Linda, Queen's Square | June 2, 2017
It was 200 years ago this New Year, in 1816, that the Honourable William Dickson purchased 90,000 acres along the Grand River from the Six Nations Indians. It was in 1816 that what became Dumfries Township, then the City of Galt, and later the City of Cambridge, had its beginnings. As Dickson and his business manager, Absalom Shade, followed the Grand River north on horseback, they stopped where Mill Creek meets the Grand and determined that this would be the place for their settlement.
Shade's Mill, Galt, c. 1820. (Photo courtesy of the Cambridge Archives)
Dickson, a Scot himself, was interested in attracting other Scots to his settlement, and a distinct Scottish flavour lingers here still. A substantial legacy is the stone buildings that Scottish stone masons crafted, replacing earlier log buildings. The settlement that became Galt was first known as Shade’s Mill (Dickson returned to his home on Niagara-on-the-Lake, leaving Absalom Shade in charge) but when it came time for an official name for the post office, Dickson named the town for his friend and fellow Scot, John Galt.
The first mill, a grist mill, was built on Mill Creek where the Armoury now stands.
Photo of Dumfries Mill (Photograph courtesy of the Cambridge Archives)
Mill Creek was a better source for water power than the shallow Grand River which also had an inconvenient tendency to flood. Attempts were made to use the Grand River to avoid the swampy and difficult roads to get the farmers’ goods to market, but it was too shallow.
View of Jackson Park (Soper Park) Galt showing the bridge over Mill Creek c1909. (Photo courtesy of the Cambridge Archives)
Still, navigable is all in the eye of the beholder. When the 1837 bridge over Mill Creek along the old road to Dundas was reconstructed in 2004, repairs were stalled while the approval of the Canadian Coast Guard was sought: apparently Mill Creek is considered a navigable waterway in some circles. You can follow the once prominent but now elusive Mill Creek with help from the Cambridge Galleries.
As pioneers settled along the river, bridges, stores, schools, churches, a market, a library, an opera house and a town hall were built.
Laying the cornerstone for the Town Hall, Galt, May 13, 1857. (Photo courtesy of the Cambridge Archives)

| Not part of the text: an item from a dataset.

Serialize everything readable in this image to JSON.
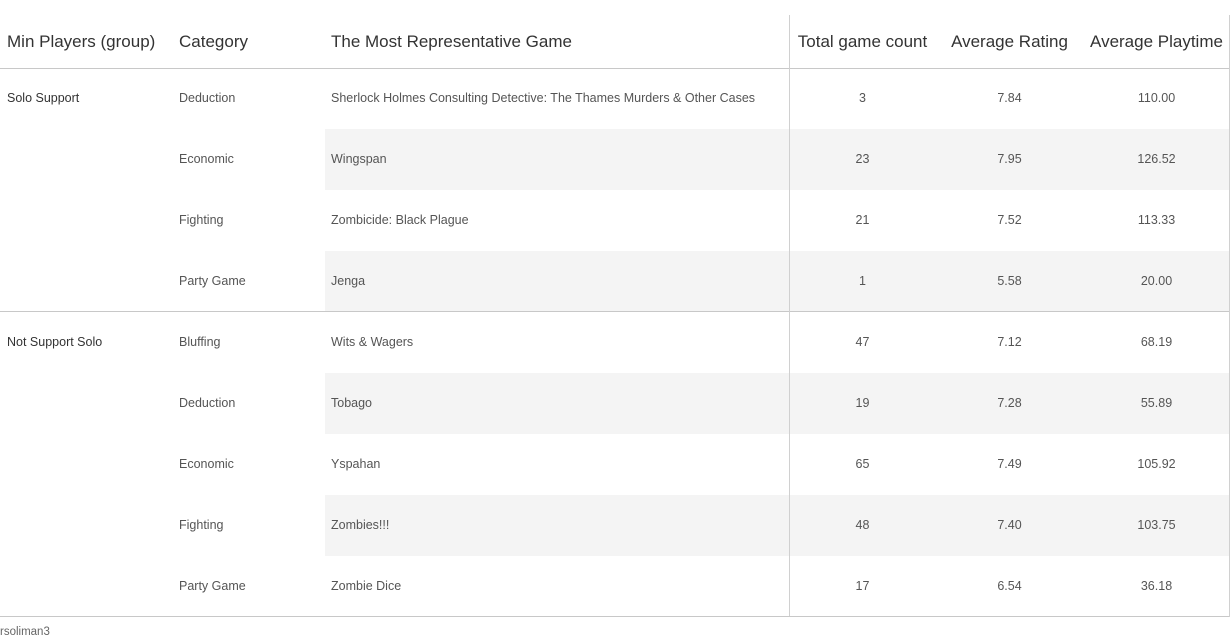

More mills sprang up as the town became more industrialized: in 1842 the first foundry was established and textile production on an industrial scale began a year later. Tracks for steam trains and electric railway lines were opened. Because of its numerous factories, Galt became known as the “Manchester of Canada” and in 1915 it had a large enough population to qualify as a city.
Galt Cityhood demonstration June 1, 1915, showing a parade of automobiles at Main Street and Water Street. (Photo courtesy of the Cambridge Archives)
But Galt was not the only place that was growing: all of Ontario was expanding, and in the 1960s the provincial government began to look at ways that local government could be more effective. Dr. Stewart Fyfe’s report was released in 1970, recommending that the County of Waterloo be replaced by the Regional Municipality of Waterloo and that the City of Galt be amalgamated into a larger city to include the towns of Preston and Hespeler. So much discussion about the name of the new city ensued that the provincial government stepped in and decreed that the names of the original towns would not be allowed on the ballot. Galt Council proposed the name “Blair” as its preferred choice, but the name “Cambridge,” taken from the early Cambridge Mills in Preston, was the winner.
The last Galt Council, 1972. Back L-R: Gord Chaplin, Fred Ward, Janet Mills (page) Dave Stuart, Bernice Adams, Walter Elliot, Marc Sommerville. Front L-R: Tom Briggs, Doug Hancock, Wayne Woods, Gordon Rouse, Harry Ritz, Bill Barlow, Ian Meikleham (Photo courtesy of the Cambridge Archives)
Cambridge is a robust, thriving city and it is good to remember its history as the 200th anniversary of the founding of Galt rolls around. Many things have changed: the growth of the city away from its centre, the building of the 401 and the arrival of Toyota, the disappearance overseas of the shoe and textile factories, and the overwhelming influence of new technologies. Some companies are still the same, like the Gore Mutual Insurance Company, some have developed, such as the Goldie & McCulloch Foundry into Babcock and Wilcox and now into the nuclear steam raising age of BWXT. The City of Cambridge has risen to these challenges and has diversified, changed and transformed. Pride in its history provides some bedrock for the way ahead.